De gaskleppotentiometers bepalen de actuele stand van de gasklep en zenden deze als spanningssignaal naar de DME-regeleenheid.

Bij de S62-motor worden twee gaskleppotentiometers toegepast. Per cilinderrij is een potentiometer op de gasklepas aangebracht. De spanningssignalen variëren afhankelijk van de gasklepstand voor potentiometer 1 (cilinderrij 1, cilinders 1 tot 4) tussen 0,5 V en 4,5 V en tegenovergesteld voor potentiometer 2 (cilinderrij 2, cilinders 5 tot 8) tussen 4,5 V en 0,5 V.

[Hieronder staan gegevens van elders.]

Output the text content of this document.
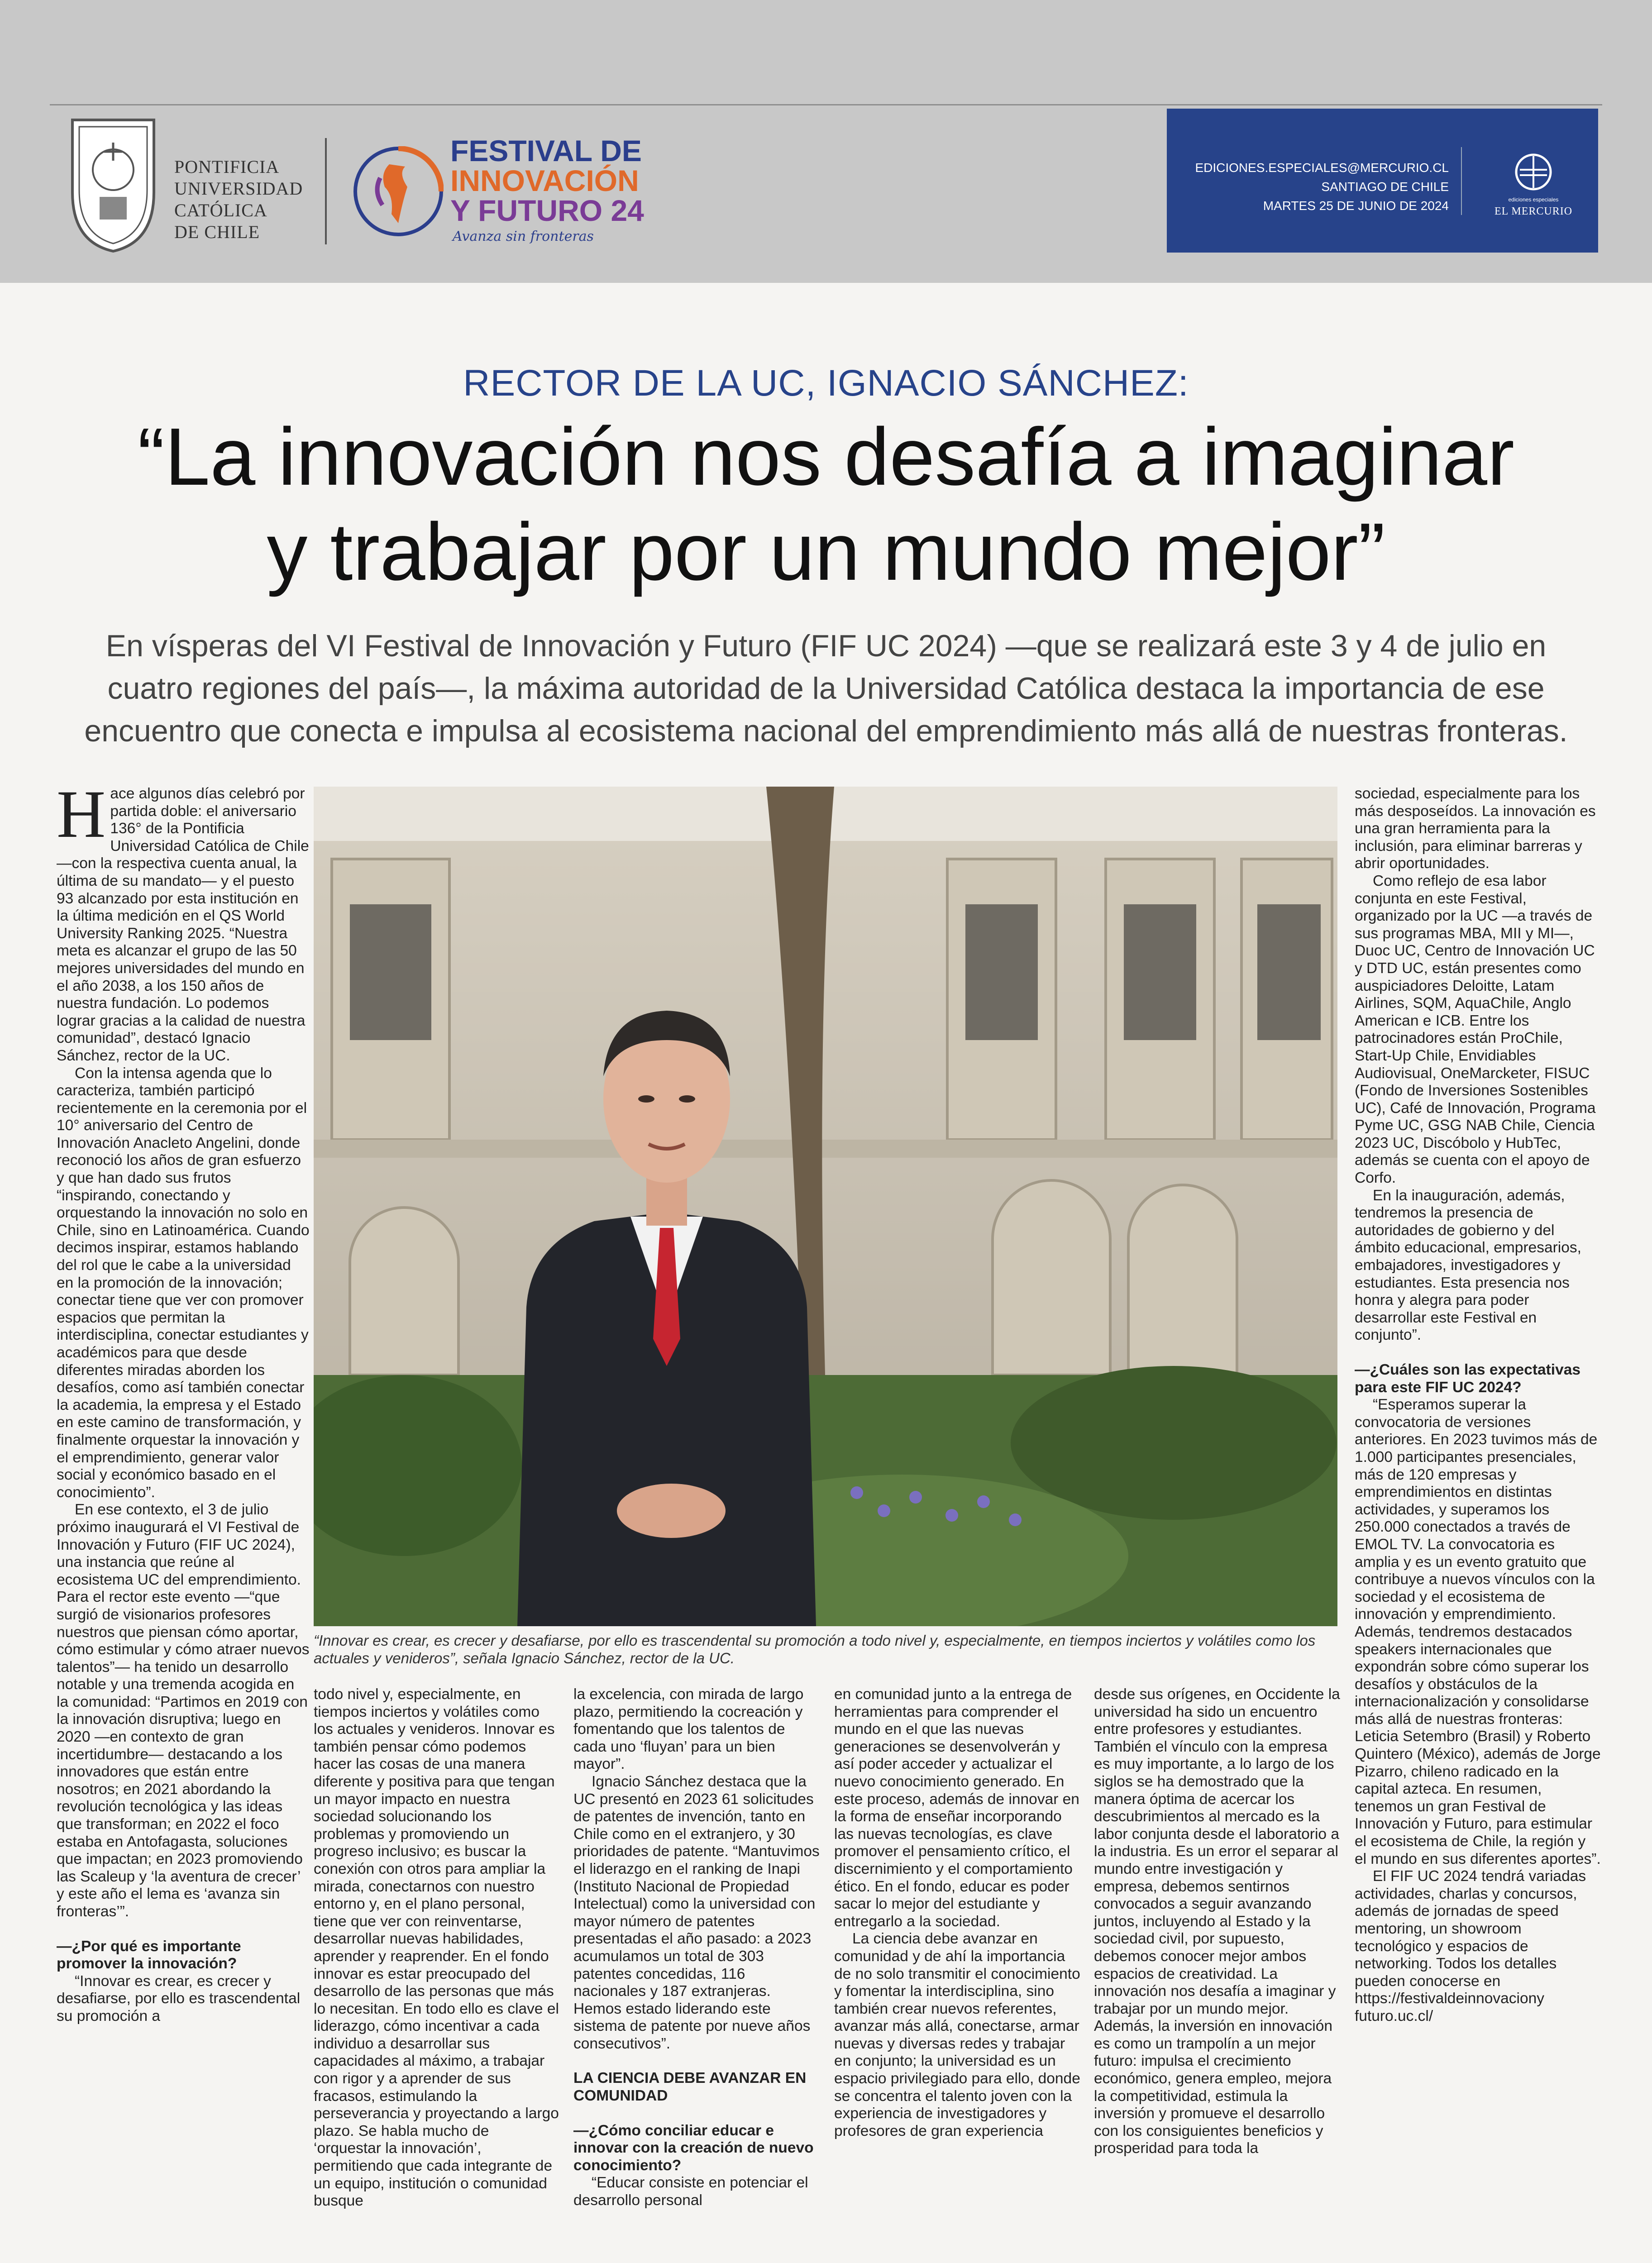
PONTIFICIA
UNIVERSIDAD
CATÓLICA
DE CHILE
FESTIVAL DE
INNOVACIÓN
Y FUTURO 24
Avanza sin fronteras
EDICIONES.ESPECIALES@MERCURIO.CL
SANTIAGO DE CHILE
MARTES 25 DE JUNIO DE 2024	ediciones especiales
EL MERCURIO
RECTOR DE LA UC, IGNACIO SÁNCHEZ:
“La innovación nos desafía a imaginar
y trabajar por un mundo mejor”
En vísperas del VI Festival de Innovación y Futuro (FIF UC 2024) —que se realizará este 3 y 4 de julio en cuatro regiones del país—, la máxima autoridad de la Universidad Católica destaca la importancia de ese encuentro que conecta e impulsa al ecosistema nacional del emprendimiento más allá de nuestras fronteras.

Hace algunos días celebró por partida doble: el aniversario 136° de la Pontificia Universidad Católica de Chile —con la respectiva cuenta anual, la última de su mandato— y el puesto 93 alcanzado por esta institución en la última medición en el QS World University Ranking 2025. “Nuestra meta es alcanzar el grupo de las 50 mejores universidades del mundo en el año 2038, a los 150 años de nuestra fundación. Lo podemos lograr gracias a la calidad de nuestra comunidad”, destacó Ignacio Sánchez, rector de la UC.

Con la intensa agenda que lo caracteriza, también participó recientemente en la ceremonia por el 10° aniversario del Centro de Innovación Anacleto Angelini, donde reconoció los años de gran esfuerzo y que han dado sus frutos “inspirando, conectando y orquestando la innovación no solo en Chile, sino en Latinoamérica. Cuando decimos inspirar, estamos hablando del rol que le cabe a la universidad en la promoción de la innovación; conectar tiene que ver con promover espacios que permitan la interdisciplina, conectar estudiantes y académicos para que desde diferentes miradas aborden los desafíos, como así también conectar la academia, la empresa y el Estado en este camino de transformación, y finalmente orquestar la innovación y el emprendimiento, generar valor social y económico basado en el conocimiento”.

En ese contexto, el 3 de julio próximo inaugurará el VI Festival de Innovación y Futuro (FIF UC 2024), una instancia que reúne al ecosistema UC del emprendimiento. Para el rector este evento —“que surgió de visionarios profesores nuestros que piensan cómo aportar, cómo estimular y cómo atraer nuevos talentos”— ha tenido un desarrollo notable y una tremenda acogida en la comunidad: “Partimos en 2019 con la innovación disruptiva; luego en 2020 —en contexto de gran incertidumbre— destacando a los innovadores que están entre nosotros; en 2021 abordando la revolución tecnológica y las ideas que transforman; en 2022 el foco estaba en Antofagasta, soluciones que impactan; en 2023 promoviendo las Scaleup y ‘la aventura de crecer’ y este año el lema es ‘avanza sin fronteras’”.

—¿Por qué es importante promover la innovación?

“Innovar es crear, es crecer y desafiarse, por ello es trascendental su promoción a

“Innovar es crear, es crecer y desafiarse, por ello es trascendental su promoción a todo nivel y, especialmente, en tiempos inciertos y volátiles como los actuales y venideros”, señala Ignacio Sánchez, rector de la UC.

todo nivel y, especialmente, en tiempos inciertos y volátiles como los actuales y venideros. Innovar es también pensar cómo podemos hacer las cosas de una manera diferente y positiva para que tengan un mayor impacto en nuestra sociedad solucionando los problemas y promoviendo un progreso inclusivo; es buscar la conexión con otros para ampliar la mirada, conectarnos con nuestro entorno y, en el plano personal, tiene que ver con reinventarse, desarrollar nuevas habilidades, aprender y reaprender. En el fondo innovar es estar preocupado del desarrollo de las personas que más lo necesitan. En todo ello es clave el liderazgo, cómo incentivar a cada individuo a desarrollar sus capacidades al máximo, a trabajar con rigor y a aprender de sus fracasos, estimulando la perseverancia y proyectando a largo plazo. Se habla mucho de ‘orquestar la innovación’, permitiendo que cada integrante de un equipo, institución o comunidad busque

la excelencia, con mirada de largo plazo, permitiendo la cocreación y fomentando que los talentos de cada uno ‘fluyan’ para un bien mayor”.

Ignacio Sánchez destaca que la UC presentó en 2023 61 solicitudes de patentes de invención, tanto en Chile como en el extranjero, y 30 prioridades de patente. “Mantuvimos el liderazgo en el ranking de Inapi (Instituto Nacional de Propiedad Intelectual) como la universidad con mayor número de patentes presentadas el año pasado: a 2023 acumulamos un total de 303 patentes concedidas, 116 nacionales y 187 extranjeras. Hemos estado liderando este sistema de patente por nueve años consecutivos”.

LA CIENCIA DEBE AVANZAR EN COMUNIDAD

—¿Cómo conciliar educar e innovar con la creación de nuevo conocimiento?

“Educar consiste en potenciar el desarrollo personal

en comunidad junto a la entrega de herramientas para comprender el mundo en el que las nuevas generaciones se desenvolverán y así poder acceder y actualizar el nuevo conocimiento generado. En este proceso, además de innovar en la forma de enseñar incorporando las nuevas tecnologías, es clave promover el pensamiento crítico, el discernimiento y el comportamiento ético. En el fondo, educar es poder sacar lo mejor del estudiante y entregarlo a la sociedad.

La ciencia debe avanzar en comunidad y de ahí la importancia de no solo transmitir el conocimiento y fomentar la interdisciplina, sino también crear nuevos referentes, avanzar más allá, conectarse, armar nuevas y diversas redes y trabajar en conjunto; la universidad es un espacio privilegiado para ello, donde se concentra el talento joven con la experiencia de investigadores y profesores de gran experiencia

desde sus orígenes, en Occidente la universidad ha sido un encuentro entre profesores y estudiantes. También el vínculo con la empresa es muy importante, a lo largo de los siglos se ha demostrado que la manera óptima de acercar los descubrimientos al mercado es la labor conjunta desde el laboratorio a la industria. Es un error el separar al mundo entre investigación y empresa, debemos sentirnos convocados a seguir avanzando juntos, incluyendo al Estado y la sociedad civil, por supuesto, debemos conocer mejor ambos espacios de creatividad. La innovación nos desafía a imaginar y trabajar por un mundo mejor. Además, la inversión en innovación es como un trampolín a un mejor futuro: impulsa el crecimiento económico, genera empleo, mejora la competitividad, estimula la inversión y promueve el desarrollo con los consiguientes beneficios y prosperidad para toda la

sociedad, especialmente para los más desposeídos. La innovación es una gran herramienta para la inclusión, para eliminar barreras y abrir oportunidades.

Como reflejo de esa labor conjunta en este Festival, organizado por la UC —a través de sus programas MBA, MII y MI—, Duoc UC, Centro de Innovación UC y DTD UC, están presentes como auspiciadores Deloitte, Latam Airlines, SQM, AquaChile, Anglo American e ICB. Entre los patrocinadores están ProChile, Start-Up Chile, Envidiables Audiovisual, OneMarcketer, FISUC (Fondo de Inversiones Sostenibles UC), Café de Innovación, Programa Pyme UC, GSG NAB Chile, Ciencia 2023 UC, Discóbolo y HubTec, además se cuenta con el apoyo de Corfo.

En la inauguración, además, tendremos la presencia de autoridades de gobierno y del ámbito educacional, empresarios, embajadores, investigadores y estudiantes. Esta presencia nos honra y alegra para poder desarrollar este Festival en conjunto”.

—¿Cuáles son las expectativas para este FIF UC 2024?

“Esperamos superar la convocatoria de versiones anteriores. En 2023 tuvimos más de 1.000 participantes presenciales, más de 120 empresas y emprendimientos en distintas actividades, y superamos los 250.000 conectados a través de EMOL TV. La convocatoria es amplia y es un evento gratuito que contribuye a nuevos vínculos con la sociedad y el ecosistema de innovación y emprendimiento. Además, tendremos destacados speakers internacionales que expondrán sobre cómo superar los desafíos y obstáculos de la internacionalización y consolidarse más allá de nuestras fronteras: Leticia Setembro (Brasil) y Roberto Quintero (México), además de Jorge Pizarro, chileno radicado en la capital azteca. En resumen, tenemos un gran Festival de Innovación y Futuro, para estimular el ecosistema de Chile, la región y el mundo en sus diferentes aportes”.

El FIF UC 2024 tendrá variadas actividades, charlas y concursos, además de jornadas de speed mentoring, un showroom tecnológico y espacios de networking. Todos los detalles pueden conocerse en https://festivaldeinnovaciony futuro.uc.cl/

De door de potentiometer afgegeven spanning moet bij het volledig intrappen van het gaspedaal van stationair toerental tot volgas voor potentiometer 1 continu stijgen en voor potentiometer 2 continu dalen. Wanneer het gaspedaal niet bediend wordt, moet de stand ”stationair toerental” weergegeven worden.

Na monteren van een nieuw resp. repareren van de gaskleppotentiometer moet de adaptatie van de gaskleppotentiometer worden gewist.

Komt tijdens het gebruik een storing voor, dan wordt de bijbehorende storingscode in het storingsgeheugen van de DME-regeleenheid opgeslagen.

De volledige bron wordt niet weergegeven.